The Wu laboratory also houses pgEd, a nonprofit program which promotes public awareness and dialogue about genetics and genetic technologies across all communities through Congressional briefings, curricula and trainings for teachers, consultations with the film and television industry and, most recently, partnerships with communities of faith.

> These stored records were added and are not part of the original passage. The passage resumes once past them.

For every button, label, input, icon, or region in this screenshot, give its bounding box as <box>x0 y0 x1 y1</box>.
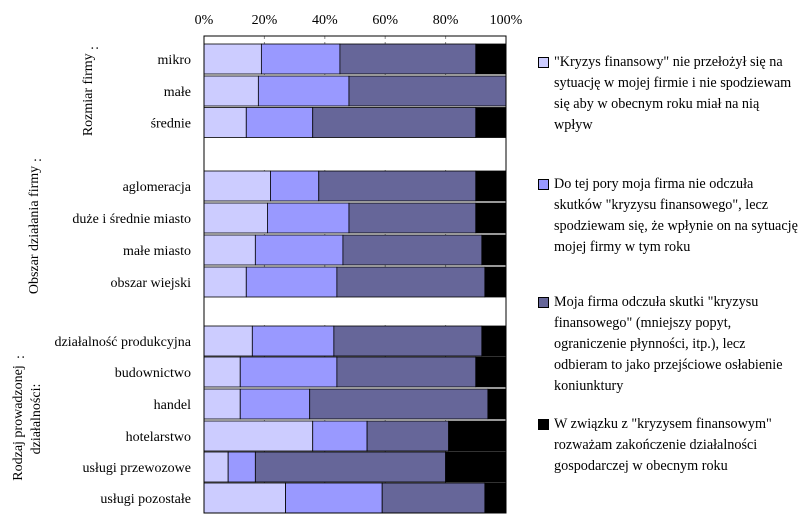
bar-segment <box>348 202 477 234</box>
bar-segment <box>203 202 268 234</box>
group-labels: Rozmiar firmy: Obszar działania firmy: Rod… <box>11 46 102 481</box>
bar-segment <box>203 451 229 483</box>
category-label: aglomeracja <box>123 180 192 195</box>
bar-segment <box>339 43 477 75</box>
bar-segment <box>251 325 335 357</box>
category-label: usługi przewozowe <box>83 461 191 476</box>
bar-segment <box>203 420 314 452</box>
bar-segment <box>203 107 247 138</box>
category-labels: mikro małe średnie aglomeracja duże i średni… <box>55 53 192 507</box>
bar-segment <box>254 451 446 483</box>
bar-segment <box>484 482 507 514</box>
category-label: hotelarstwo <box>126 430 191 445</box>
bar-segment <box>203 266 247 298</box>
bar-segment <box>257 75 350 107</box>
legend-swatch-3 <box>538 297 549 308</box>
bar-segment <box>245 107 314 138</box>
plot-border <box>203 35 507 514</box>
bar-segment <box>448 420 507 452</box>
bars <box>203 35 507 514</box>
bar-segment <box>254 234 344 266</box>
bar-segment <box>445 451 507 483</box>
x-tick-label: 80% <box>433 13 459 28</box>
category-label: usługi pozostałe <box>100 492 191 507</box>
legend-swatch-2 <box>538 179 549 190</box>
stacked-bar-chart: 0% 20% 40% 60% 80% 100% mikro małe średnie aglom… <box>11 13 523 514</box>
bar-segment <box>203 43 262 75</box>
category-label: małe miasto <box>123 244 191 259</box>
category-label: handel <box>154 398 191 413</box>
category-label: średnie <box>151 117 191 132</box>
bar-segment <box>203 170 271 202</box>
bar-segment <box>487 388 507 420</box>
bar-segment <box>366 420 450 452</box>
bar-segment <box>312 420 368 452</box>
group-label-suffix: : <box>13 355 28 359</box>
legend-label-3: Moja firma odczuła skutki "kryzysu finan… <box>554 294 783 394</box>
bar-segment <box>270 170 320 202</box>
bar-segment <box>203 388 241 420</box>
bar-segment <box>475 107 507 138</box>
x-tick-label: 60% <box>372 13 398 28</box>
group-label: działalności: <box>29 384 44 455</box>
bar-segment <box>475 170 507 202</box>
bar-segment <box>381 482 486 514</box>
legend: "Kryzys finansowy" nie przełożył się na … <box>538 0 802 531</box>
group-label: Rozmiar firmy <box>81 53 96 136</box>
bar-segment <box>342 234 483 266</box>
group-label-suffix: : <box>87 46 102 50</box>
bar-segment <box>203 356 241 388</box>
legend-item-2: Do tej pory moja firma nie odczuła skutk… <box>538 174 800 258</box>
bar-segment <box>481 325 507 357</box>
bar-segment <box>481 234 507 266</box>
legend-swatch-1 <box>538 57 549 68</box>
bar-segment <box>475 202 507 234</box>
legend-label-2: Do tej pory moja firma nie odczuła skutk… <box>554 176 798 255</box>
bar-segment <box>239 388 311 420</box>
x-tick-labels: 0% 20% 40% 60% 80% 100% <box>195 13 523 28</box>
bar-segment <box>309 388 489 420</box>
bar-segment <box>336 266 486 298</box>
legend-item-3: Moja firma odczuła skutki "kryzysu finan… <box>538 292 800 397</box>
bar-segment <box>475 43 507 75</box>
legend-label-4: W związku z "kryzysem finansowym" rozważ… <box>554 416 772 474</box>
group-separator <box>203 138 507 170</box>
category-label: obszar wiejski <box>111 276 192 291</box>
category-label: małe <box>164 85 191 100</box>
category-label: duże i średnie miasto <box>72 212 191 227</box>
bar-segment <box>285 482 383 514</box>
bar-segment <box>475 356 507 388</box>
bar-segment <box>245 266 338 298</box>
bar-segment <box>348 75 507 107</box>
x-tick-label: 20% <box>252 13 278 28</box>
bar-segment <box>227 451 256 483</box>
bar-segment <box>267 202 350 234</box>
x-tick-label: 0% <box>195 13 214 28</box>
group-label: Obszar działania firmy <box>27 166 42 294</box>
legend-item-1: "Kryzys finansowy" nie przełożył się na … <box>538 52 800 136</box>
group-label: Rodzaj prowadzonej <box>11 365 26 480</box>
legend-label-1: "Kryzys finansowy" nie przełożył się na … <box>554 54 792 133</box>
legend-swatch-4 <box>538 419 549 430</box>
legend-item-4: W związku z "kryzysem finansowym" rozważ… <box>538 414 800 477</box>
bar-segment <box>333 325 483 357</box>
group-separator <box>203 298 507 325</box>
bar-segment <box>203 325 253 357</box>
x-tick-label: 100% <box>490 13 523 28</box>
x-tick-label: 40% <box>312 13 338 28</box>
bar-segment <box>312 107 477 138</box>
bar-segment <box>203 234 256 266</box>
category-label: budownictwo <box>115 366 191 381</box>
bar-segment <box>239 356 338 388</box>
bar-segment <box>318 170 477 202</box>
bar-segment <box>484 266 507 298</box>
bar-segment <box>260 43 341 75</box>
bar-segment <box>336 356 477 388</box>
group-label-suffix: : <box>30 158 45 162</box>
category-label: działalność produkcyjna <box>55 335 192 350</box>
bar-segment <box>203 482 286 514</box>
bar-segment <box>203 75 259 107</box>
category-label: mikro <box>158 53 191 68</box>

Wu received her B.A. from Harvard University in Biology and her Ph.D. from Harvard Medical School in Genetics. She briefly spent time at Stanford Medical School before completing her postdoctoral work at the Station for Natural Studies and Yale University. Wu was a fellow at the Massachusetts General Hospital in the Department of Molecular Biology from 1987 to 1991, then moved to Harvard Medical School’s main campus as an assistant professor, first in the Department of Anatomy and Cellular Biology and then in the Department of Genetics (1993). In 2005, she left the Department of Genetics to become a professor of pediatrics in the Division of Molecular Medicine at Boston Children’s Hospital. She returned to the Department of Genetics at Harvard Medical School as a full professor in 2007.

Dr. Wu will also be giving the 2019 Saward Lecture on Tuesday, Oct. 22, 2019 at the Newmark Theater.